De man heeft tegen de arresten van het hof beroep in cassatie ingesteld.
De vrouw heeft een verweerschrift tot verwerping ingediend.
De zaak is voor partijen toegelicht door hun advocaten.
De conclusie van de Advocaat-Generaal E.M. Wesseling-van Gent strekt tot niet-ontvankelijkverklaring van eiser tot cassatie in zijn beroep tegen het arrest van het gerechtshof Arnhem-Leeuwarden van 14 augustus 2018 en verwerping van het cassatieberoep voor het overige.
De advocaat van de man heeft schriftelijk op die conclusie gereageerd.

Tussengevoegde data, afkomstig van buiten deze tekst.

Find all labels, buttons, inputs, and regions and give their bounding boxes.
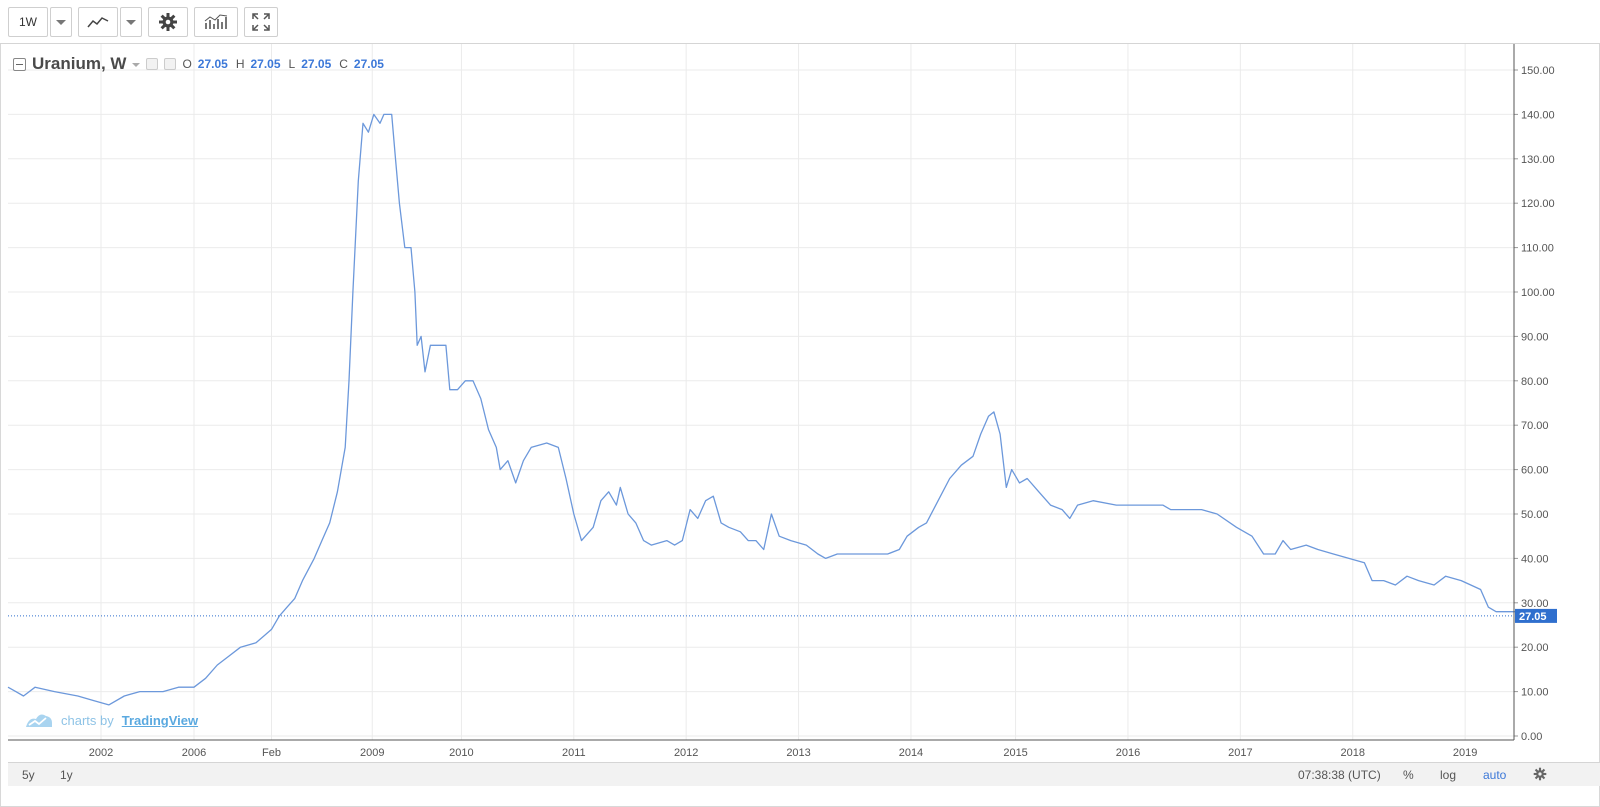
chart-style-button[interactable] [78,7,118,37]
x-tick-label: 2011 [562,747,586,759]
y-tick-label: 0.00 [1521,731,1542,743]
y-tick-label: 60.00 [1521,465,1549,477]
open-label: O [182,57,192,71]
watermark-brand-link[interactable]: TradingView [121,712,199,728]
gear-icon [159,13,177,31]
interval-label: 1W [19,15,37,29]
chevron-down-icon [126,19,136,25]
x-tick-label: 2017 [1228,747,1252,759]
series-line [7,113,1520,706]
toolbar: 1W [0,0,1600,44]
symbol-title[interactable]: Uranium, W [32,54,127,73]
chevron-down-icon[interactable] [132,63,141,67]
chevron-down-icon [56,19,66,25]
fullscreen-button[interactable] [244,7,278,37]
watermark-prefix: charts by [61,712,114,728]
y-tick-label: 70.00 [1521,420,1549,432]
y-tick-label: 20.00 [1521,642,1549,654]
tradingview-logo-icon [26,714,52,727]
close-label: C [339,57,348,71]
y-tick-label: 110.00 [1521,243,1554,255]
x-tick-label: 2014 [899,747,923,759]
high-label: H [235,57,245,71]
y-tick-label: 120.00 [1521,198,1555,210]
series-legend: Uranium, W O 27.05 H 27.05 L 27.05 C 27.… [13,53,386,75]
interval-dropdown-button[interactable] [50,7,72,37]
last-price-label: 27.05 [1519,611,1547,623]
high-value: 27.05 [250,57,281,71]
y-tick-label: 40.00 [1521,553,1549,565]
y-tick-label: 100.00 [1521,287,1555,299]
settings-button[interactable] [148,7,188,37]
line-chart-icon [87,17,109,28]
price-axis: 0.00 10.00 20.00 30.00 40.00 50.00 60.00 70.00 8… [1513,44,1555,743]
chart-grid [8,44,1514,740]
x-tick-label: Feb [262,747,281,759]
collapse-legend-button[interactable] [13,57,26,71]
low-value: 27.05 [301,57,332,71]
interval-button[interactable]: 1W [8,7,48,37]
close-value: 27.05 [353,57,384,71]
last-price-marker: 27.05 [8,608,1557,623]
indicators-icon [204,14,228,29]
y-tick-label: 150.00 [1521,65,1555,77]
y-tick-label: 140.00 [1521,109,1555,121]
tradingview-watermark[interactable]: charts by TradingView [25,711,198,729]
range-1y-button[interactable]: 1y [60,768,73,782]
percent-scale-button[interactable]: % [1403,768,1414,782]
visibility-icon[interactable] [146,58,159,70]
open-value: 27.05 [197,57,228,71]
low-label: L [288,57,296,71]
x-tick-label: 2006 [182,747,206,759]
x-tick-label: 2019 [1453,747,1477,759]
range-5y-button[interactable]: 5y [22,768,35,782]
indicators-button[interactable] [194,7,238,37]
x-tick-label: 2012 [674,747,698,759]
y-tick-label: 80.00 [1521,376,1549,388]
chart-style-dropdown-button[interactable] [120,7,142,37]
x-tick-label: 2015 [1003,747,1027,759]
x-tick-label: 2018 [1340,747,1364,759]
clock-readout: 07:38:38 (UTC) [1298,768,1381,782]
x-tick-label: 2009 [360,747,384,759]
x-tick-label: 2016 [1116,747,1140,759]
gear-icon[interactable] [1533,767,1547,781]
y-tick-label: 10.00 [1521,687,1549,699]
x-tick-label: 2010 [449,747,473,759]
log-scale-button[interactable]: log [1440,768,1457,782]
y-tick-label: 130.00 [1521,154,1555,166]
bottom-toolbar: 5y 1y 07:38:38 (UTC) % log auto [8,762,1600,786]
y-tick-label: 30.00 [1521,598,1549,610]
y-tick-label: 90.00 [1521,331,1549,343]
settings-mini-icon[interactable] [164,58,177,70]
fullscreen-icon [252,13,270,31]
x-tick-label: 2002 [89,747,113,759]
time-axis: 2002 2006 Feb 2009 2010 2011 2012 2013 2014 2015 2… [8,739,1514,759]
y-tick-label: 50.00 [1521,509,1549,521]
auto-scale-button[interactable]: auto [1483,768,1507,782]
last-price-badge [1515,608,1557,623]
price-series [7,113,1520,706]
x-tick-label: 2013 [786,747,810,759]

2.Beoordeling van het middel

De Hoge Raad heeft de klachten over de arresten van het hof beoordeeld. De uitkomst hiervan is dat deze klachten niet kunnen leiden tot vernietiging van die arresten. De Hoge Raad hoeft niet te motiveren waarom hij tot dit oordeel is gekomen. Bij de beoordeling van deze klachten is het namelijk niet nodig om antwoord te geven op vragen die van belang zijn voor de eenheid of de ontwikkeling van het recht (zie artikel 81 lid 1 van de Wet op de rechterlijke organisatie).

3.Beslissing

De Hoge Raad:
  • verwerpt het beroep;
  • compenseert de kosten van het geding in cassatie aldus dat iedere partij de eigen kosten draagt.
Dit arrest is gewezen door de raadsheren A.M.J. van Buchem-Spapens, als voorzitter, T.H. Tanja-van den Broek en M.J. Kroeze, en in het openbaar uitgesproken door de raadsheer C.E. du Perron op
26 juni 2020.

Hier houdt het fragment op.